Court tosses anti-leasing-pause order
A federal court reversed an earlier ruling halting the Biden administration’s anti-leasing order. Also, we’ll break down the environmental implications of the Inflation Reduction Act and how the government projects renewables will increase this year.
Appeals court axes ruling against oil leasing pause
An appeals court on Wednesday tossed an injunction that halted the Biden administration’s pause on new oil and gas leasing and sent the case back to a lower court for further proceedings.
The 5th Circuit Court of Appeals ruled that the injunction didn’t make clear what exactly the Biden administration is and isn’t allowed to do.
What are the specifics?
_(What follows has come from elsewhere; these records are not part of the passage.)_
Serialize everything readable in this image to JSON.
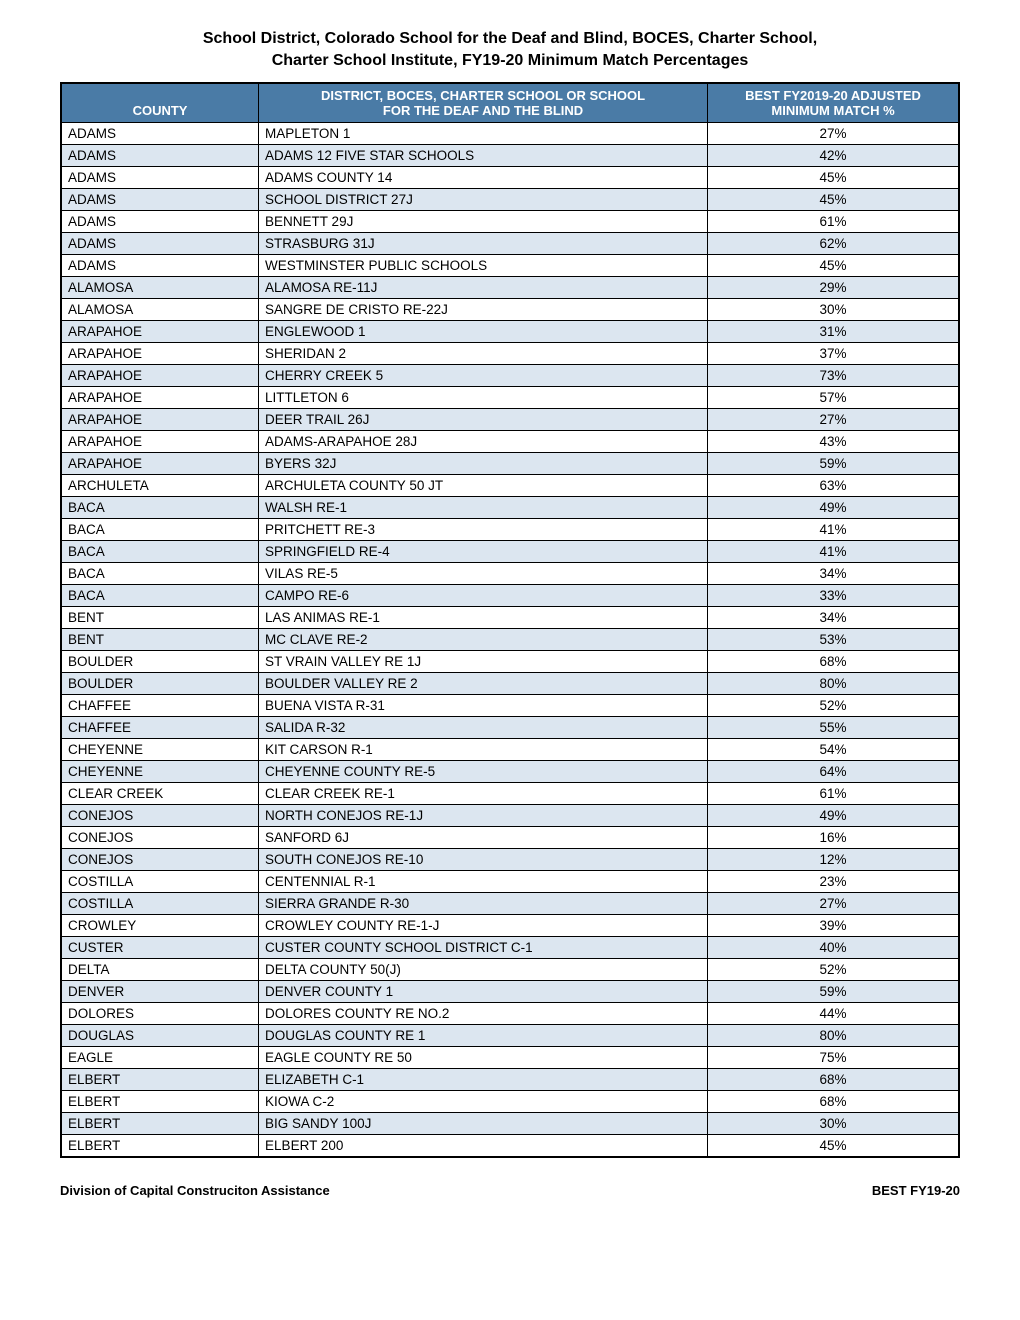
{
  "title_line1": "School District, Colorado School for the Deaf and Blind, BOCES, Charter School,",
  "title_line2": "Charter School Institute, FY19-20 Minimum Match Percentages",
  "columns": {
    "col1": "COUNTY",
    "col2_line1": "DISTRICT, BOCES, CHARTER SCHOOL OR SCHOOL",
    "col2_line2": "FOR THE DEAF AND THE BLIND",
    "col3_line1": "BEST FY2019-20 ADJUSTED",
    "col3_line2": "MINIMUM MATCH %"
  },
  "header_bg": "#4a7ba6",
  "header_fg": "#ffffff",
  "row_even_bg": "#ffffff",
  "row_odd_bg": "#dce6f0",
  "border_color": "#000000",
  "rows": [
    {
      "county": "ADAMS",
      "district": "MAPLETON 1",
      "match": "27%"
    },
    {
      "county": "ADAMS",
      "district": "ADAMS 12 FIVE STAR SCHOOLS",
      "match": "42%"
    },
    {
      "county": "ADAMS",
      "district": "ADAMS COUNTY 14",
      "match": "45%"
    },
    {
      "county": "ADAMS",
      "district": "SCHOOL DISTRICT 27J",
      "match": "45%"
    },
    {
      "county": "ADAMS",
      "district": "BENNETT 29J",
      "match": "61%"
    },
    {
      "county": "ADAMS",
      "district": "STRASBURG 31J",
      "match": "62%"
    },
    {
      "county": "ADAMS",
      "district": "WESTMINSTER PUBLIC SCHOOLS",
      "match": "45%"
    },
    {
      "county": "ALAMOSA",
      "district": "ALAMOSA RE-11J",
      "match": "29%"
    },
    {
      "county": "ALAMOSA",
      "district": "SANGRE DE CRISTO RE-22J",
      "match": "30%"
    },
    {
      "county": "ARAPAHOE",
      "district": "ENGLEWOOD 1",
      "match": "31%"
    },
    {
      "county": "ARAPAHOE",
      "district": "SHERIDAN 2",
      "match": "37%"
    },
    {
      "county": "ARAPAHOE",
      "district": "CHERRY CREEK 5",
      "match": "73%"
    },
    {
      "county": "ARAPAHOE",
      "district": "LITTLETON 6",
      "match": "57%"
    },
    {
      "county": "ARAPAHOE",
      "district": "DEER TRAIL 26J",
      "match": "27%"
    },
    {
      "county": "ARAPAHOE",
      "district": "ADAMS-ARAPAHOE 28J",
      "match": "43%"
    },
    {
      "county": "ARAPAHOE",
      "district": "BYERS 32J",
      "match": "59%"
    },
    {
      "county": "ARCHULETA",
      "district": "ARCHULETA COUNTY 50 JT",
      "match": "63%"
    },
    {
      "county": "BACA",
      "district": "WALSH RE-1",
      "match": "49%"
    },
    {
      "county": "BACA",
      "district": "PRITCHETT RE-3",
      "match": "41%"
    },
    {
      "county": "BACA",
      "district": "SPRINGFIELD RE-4",
      "match": "41%"
    },
    {
      "county": "BACA",
      "district": "VILAS RE-5",
      "match": "34%"
    },
    {
      "county": "BACA",
      "district": "CAMPO RE-6",
      "match": "33%"
    },
    {
      "county": "BENT",
      "district": "LAS ANIMAS RE-1",
      "match": "34%"
    },
    {
      "county": "BENT",
      "district": "MC CLAVE RE-2",
      "match": "53%"
    },
    {
      "county": "BOULDER",
      "district": "ST VRAIN VALLEY RE 1J",
      "match": "68%"
    },
    {
      "county": "BOULDER",
      "district": "BOULDER VALLEY RE 2",
      "match": "80%"
    },
    {
      "county": "CHAFFEE",
      "district": "BUENA VISTA R-31",
      "match": "52%"
    },
    {
      "county": "CHAFFEE",
      "district": "SALIDA R-32",
      "match": "55%"
    },
    {
      "county": "CHEYENNE",
      "district": "KIT CARSON R-1",
      "match": "54%"
    },
    {
      "county": "CHEYENNE",
      "district": "CHEYENNE COUNTY RE-5",
      "match": "64%"
    },
    {
      "county": "CLEAR CREEK",
      "district": "CLEAR CREEK RE-1",
      "match": "61%"
    },
    {
      "county": "CONEJOS",
      "district": "NORTH CONEJOS RE-1J",
      "match": "49%"
    },
    {
      "county": "CONEJOS",
      "district": "SANFORD 6J",
      "match": "16%"
    },
    {
      "county": "CONEJOS",
      "district": "SOUTH CONEJOS RE-10",
      "match": "12%"
    },
    {
      "county": "COSTILLA",
      "district": "CENTENNIAL R-1",
      "match": "23%"
    },
    {
      "county": "COSTILLA",
      "district": "SIERRA GRANDE R-30",
      "match": "27%"
    },
    {
      "county": "CROWLEY",
      "district": "CROWLEY COUNTY RE-1-J",
      "match": "39%"
    },
    {
      "county": "CUSTER",
      "district": "CUSTER COUNTY SCHOOL DISTRICT C-1",
      "match": "40%"
    },
    {
      "county": "DELTA",
      "district": "DELTA COUNTY 50(J)",
      "match": "52%"
    },
    {
      "county": "DENVER",
      "district": "DENVER COUNTY 1",
      "match": "59%"
    },
    {
      "county": "DOLORES",
      "district": "DOLORES COUNTY RE NO.2",
      "match": "44%"
    },
    {
      "county": "DOUGLAS",
      "district": "DOUGLAS COUNTY RE 1",
      "match": "80%"
    },
    {
      "county": "EAGLE",
      "district": "EAGLE COUNTY RE 50",
      "match": "75%"
    },
    {
      "county": "ELBERT",
      "district": "ELIZABETH C-1",
      "match": "68%"
    },
    {
      "county": "ELBERT",
      "district": "KIOWA C-2",
      "match": "68%"
    },
    {
      "county": "ELBERT",
      "district": "BIG SANDY 100J",
      "match": "30%"
    },
    {
      "county": "ELBERT",
      "district": "ELBERT 200",
      "match": "45%"
    }
  ],
  "footer_left": "Division of Capital Construciton Assistance",
  "footer_right": "BEST FY19-20"
}
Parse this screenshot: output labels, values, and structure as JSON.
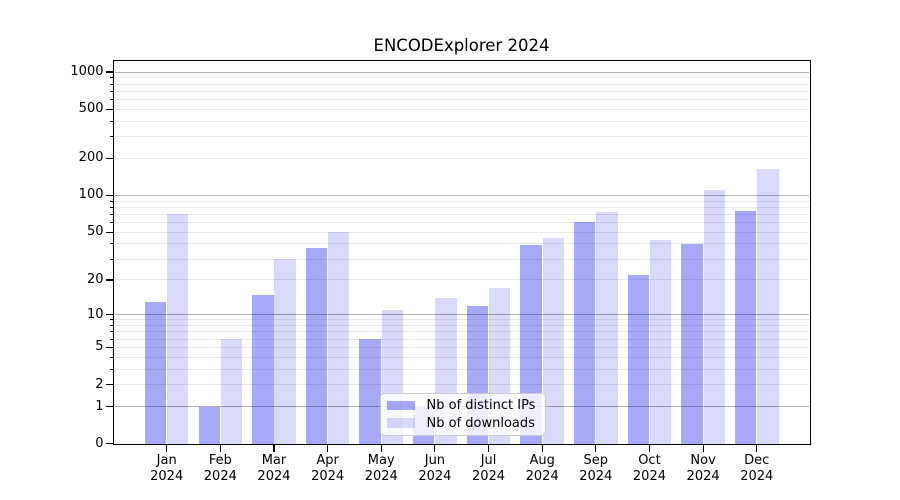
{
  "chart_data": {
    "type": "bar",
    "title": "ENCODExplorer 2024",
    "categories": [
      "Jan",
      "Feb",
      "Mar",
      "Apr",
      "May",
      "Jun",
      "Jul",
      "Aug",
      "Sep",
      "Oct",
      "Nov",
      "Dec"
    ],
    "year": "2024",
    "series": [
      {
        "name": "Nb of distinct IPs",
        "values": [
          13,
          1,
          15,
          37,
          6,
          1,
          12,
          39,
          61,
          22,
          40,
          75
        ],
        "color": "#0000eb",
        "alpha": 0.34
      },
      {
        "name": "Nb of downloads",
        "values": [
          70,
          6,
          30,
          50,
          11,
          14,
          17,
          45,
          73,
          43,
          110,
          165
        ],
        "color": "#0000eb",
        "alpha": 0.15
      }
    ],
    "yscale": "log1p",
    "yticks": [
      0,
      1,
      2,
      5,
      10,
      20,
      50,
      100,
      200,
      500,
      1000
    ],
    "ylim": [
      0,
      1250
    ],
    "xlabel": "",
    "ylabel": "",
    "grid": true,
    "legend_position": "lower-center-inside"
  },
  "colors": {
    "background": "#ffffff",
    "grid_major": "#b0b0b0",
    "grid_minor": "#e8e8e8",
    "spine": "#000000",
    "legend_border": "#cccccc"
  }
}
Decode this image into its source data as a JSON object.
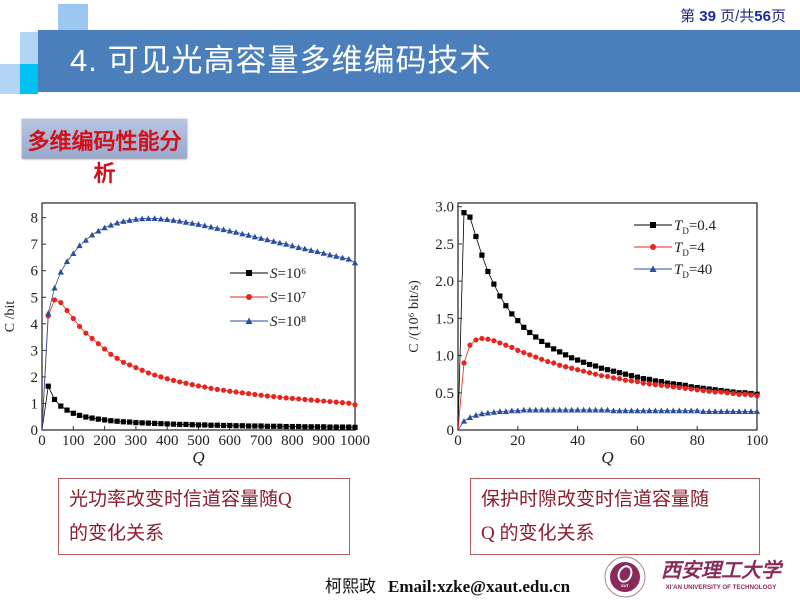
{
  "header": {
    "title": "4. 可见光高容量多维编码技术",
    "page_prefix": "第 ",
    "page_current": "39",
    "page_middle": " 页/共",
    "page_total": "56",
    "page_suffix": "页",
    "bar_color": "#4b7fbc"
  },
  "section": {
    "title": "多维编码性能分析",
    "title_color": "#d0111b"
  },
  "captions": {
    "left_line1": "光功率改变时信道容量随Q",
    "left_line2": "的变化关系",
    "right_line1": "保护时隙改变时信道容量随",
    "right_line2": "Q 的变化关系"
  },
  "footer": {
    "author": "柯熙政",
    "email": "Email:xzke@xaut.edu.cn",
    "logo_text_cn": "西安理工大学",
    "logo_text_en": "XI'AN UNIVERSITY OF TECHNOLOGY",
    "logo_badge": "XUT"
  },
  "chart_data": [
    {
      "type": "line",
      "xlabel": "Q",
      "ylabel": "C /bit",
      "xlim": [
        0,
        1000
      ],
      "ylim": [
        0,
        8.55
      ],
      "xticks": [
        0,
        100,
        200,
        300,
        400,
        500,
        600,
        700,
        800,
        900,
        1000
      ],
      "yticks": [
        0,
        1,
        2,
        3,
        4,
        5,
        6,
        7,
        8
      ],
      "grid": false,
      "legend": "right",
      "x": [
        20,
        40,
        60,
        80,
        100,
        120,
        140,
        160,
        180,
        200,
        220,
        240,
        260,
        280,
        300,
        320,
        340,
        360,
        380,
        400,
        420,
        440,
        460,
        480,
        500,
        520,
        540,
        560,
        580,
        600,
        620,
        640,
        660,
        680,
        700,
        720,
        740,
        760,
        780,
        800,
        820,
        840,
        860,
        880,
        900,
        920,
        940,
        960,
        980,
        1000
      ],
      "series": [
        {
          "name": "S=10⁶",
          "color": "#000000",
          "marker": "square",
          "values": [
            1.65,
            1.15,
            0.9,
            0.75,
            0.63,
            0.55,
            0.49,
            0.45,
            0.41,
            0.38,
            0.35,
            0.33,
            0.31,
            0.3,
            0.28,
            0.27,
            0.26,
            0.25,
            0.24,
            0.23,
            0.22,
            0.21,
            0.21,
            0.2,
            0.19,
            0.19,
            0.18,
            0.18,
            0.17,
            0.17,
            0.16,
            0.16,
            0.15,
            0.15,
            0.15,
            0.14,
            0.14,
            0.14,
            0.13,
            0.13,
            0.13,
            0.12,
            0.12,
            0.12,
            0.12,
            0.11,
            0.11,
            0.11,
            0.11,
            0.1
          ]
        },
        {
          "name": "S=10⁷",
          "color": "#e8241e",
          "marker": "circle",
          "values": [
            4.3,
            4.9,
            4.8,
            4.5,
            4.2,
            3.9,
            3.65,
            3.45,
            3.25,
            3.05,
            2.85,
            2.7,
            2.55,
            2.45,
            2.35,
            2.25,
            2.15,
            2.07,
            2.0,
            1.93,
            1.87,
            1.81,
            1.76,
            1.71,
            1.66,
            1.62,
            1.57,
            1.53,
            1.5,
            1.46,
            1.43,
            1.4,
            1.37,
            1.34,
            1.31,
            1.28,
            1.26,
            1.23,
            1.21,
            1.19,
            1.17,
            1.15,
            1.13,
            1.11,
            1.09,
            1.07,
            1.05,
            1.03,
            1.01,
            0.95
          ]
        },
        {
          "name": "S=10⁸",
          "color": "#2b4fa0",
          "marker": "triangle",
          "values": [
            4.4,
            5.35,
            5.95,
            6.35,
            6.65,
            6.95,
            7.15,
            7.35,
            7.5,
            7.62,
            7.72,
            7.8,
            7.86,
            7.9,
            7.94,
            7.96,
            7.97,
            7.97,
            7.95,
            7.93,
            7.9,
            7.87,
            7.83,
            7.79,
            7.75,
            7.7,
            7.65,
            7.6,
            7.55,
            7.5,
            7.45,
            7.39,
            7.34,
            7.28,
            7.22,
            7.17,
            7.11,
            7.05,
            7.0,
            6.94,
            6.88,
            6.83,
            6.77,
            6.72,
            6.66,
            6.6,
            6.55,
            6.49,
            6.44,
            6.3
          ]
        }
      ]
    },
    {
      "type": "line",
      "xlabel": "Q",
      "ylabel": "C /(10⁶ bit/s)",
      "xlim": [
        0,
        100
      ],
      "ylim": [
        0,
        3.05
      ],
      "xticks": [
        0,
        20,
        40,
        60,
        80,
        100
      ],
      "yticks": [
        0,
        0.5,
        1.0,
        1.5,
        2.0,
        2.5,
        3.0
      ],
      "ytick_labels": [
        "0",
        "0.5",
        "1.0",
        "1.5",
        "2.0",
        "2.5",
        "3.0"
      ],
      "grid": false,
      "legend": "top-right",
      "x": [
        2,
        4,
        6,
        8,
        10,
        12,
        14,
        16,
        18,
        20,
        22,
        24,
        26,
        28,
        30,
        32,
        34,
        36,
        38,
        40,
        42,
        44,
        46,
        48,
        50,
        52,
        54,
        56,
        58,
        60,
        62,
        64,
        66,
        68,
        70,
        72,
        74,
        76,
        78,
        80,
        82,
        84,
        86,
        88,
        90,
        92,
        94,
        96,
        98,
        100
      ],
      "series": [
        {
          "name": "T_D=0.4",
          "color": "#000000",
          "marker": "square",
          "values": [
            2.92,
            2.86,
            2.6,
            2.35,
            2.13,
            1.96,
            1.8,
            1.67,
            1.56,
            1.47,
            1.38,
            1.31,
            1.25,
            1.19,
            1.14,
            1.09,
            1.05,
            1.01,
            0.97,
            0.94,
            0.91,
            0.88,
            0.86,
            0.83,
            0.81,
            0.79,
            0.77,
            0.75,
            0.73,
            0.71,
            0.69,
            0.68,
            0.66,
            0.65,
            0.63,
            0.62,
            0.61,
            0.6,
            0.58,
            0.57,
            0.56,
            0.55,
            0.54,
            0.53,
            0.52,
            0.51,
            0.5,
            0.5,
            0.49,
            0.48
          ]
        },
        {
          "name": "T_D=4",
          "color": "#e8241e",
          "marker": "circle",
          "values": [
            0.9,
            1.14,
            1.21,
            1.23,
            1.22,
            1.2,
            1.17,
            1.14,
            1.11,
            1.07,
            1.04,
            1.01,
            0.98,
            0.95,
            0.92,
            0.9,
            0.87,
            0.85,
            0.83,
            0.81,
            0.79,
            0.77,
            0.75,
            0.73,
            0.72,
            0.7,
            0.69,
            0.67,
            0.66,
            0.65,
            0.63,
            0.62,
            0.61,
            0.6,
            0.59,
            0.58,
            0.57,
            0.56,
            0.55,
            0.54,
            0.53,
            0.52,
            0.51,
            0.51,
            0.5,
            0.49,
            0.48,
            0.48,
            0.47,
            0.46
          ]
        },
        {
          "name": "T_D=40",
          "color": "#2b4fa0",
          "marker": "triangle",
          "values": [
            0.12,
            0.17,
            0.2,
            0.22,
            0.23,
            0.24,
            0.25,
            0.25,
            0.26,
            0.26,
            0.27,
            0.27,
            0.27,
            0.27,
            0.27,
            0.27,
            0.27,
            0.27,
            0.27,
            0.27,
            0.27,
            0.27,
            0.27,
            0.27,
            0.27,
            0.26,
            0.26,
            0.26,
            0.26,
            0.26,
            0.26,
            0.26,
            0.26,
            0.26,
            0.26,
            0.26,
            0.26,
            0.26,
            0.26,
            0.26,
            0.25,
            0.25,
            0.25,
            0.25,
            0.25,
            0.25,
            0.25,
            0.25,
            0.25,
            0.25
          ]
        }
      ]
    }
  ]
}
The appeals court didn’t weigh in on whether the lower court was right to block the oil and gas leasing pause, saying the lower court first needed to deal with the procedural issue.
- “We cannot reach the merits of the Government’s challenge when we cannot ascertain from the record what conduct—an unwritten agency policy, a written policy outside of the Executive Order, or the Executive Order itself—is enjoined,” found the three-judge panel made up of a Reagan, Clinton and Obama appointee.
- “Our review of [Administrative Procedure Act] claims must begin by determining if there was final agency action. Where, as here, it is unclear what final agency action the district court predicated its order upon, we are unable to reach the merits of the appeal,” the panel added.
How we got here: At the beginning of his tenure, President Biden paused new oil and gas leasing on public lands and in public waters, preventing the start of the process for new oil and gas production offshore and on lands owned by the federal government.
Biden’s pause did not interrupt existing drilling and did not prevent new drilling on private lands.
Last year, a federal judge in Louisiana halted the moratorium while the case against it played out, arguing that there were likely to be losses to the states as a result.
In an executive order directing the pause, Biden said it should be carried out “pending completion of a comprehensive review and reconsideration of Federal oil and gas permitting and leasing practices”
Biden secures climate legacy: activists
President Biden is enacting climate action at a previously unprecedented scale in the United States and establishing a significant environmental legacy in signing the Inflation Reduction Act, say climate advocates.
Biden, during his first year in office, pledged to cut U.S. emissions that lead to climate change in half by 2030 compared to 2005 levels.
On Tuesday, he signed a bill that is expected to go a long way toward reaching that goal.
“Decades from now, this will be remembered as a turning point in federal policy on climate change. This is the first real, big bill,” said Jamal Raad, executive director of environmental group Evergreen Action.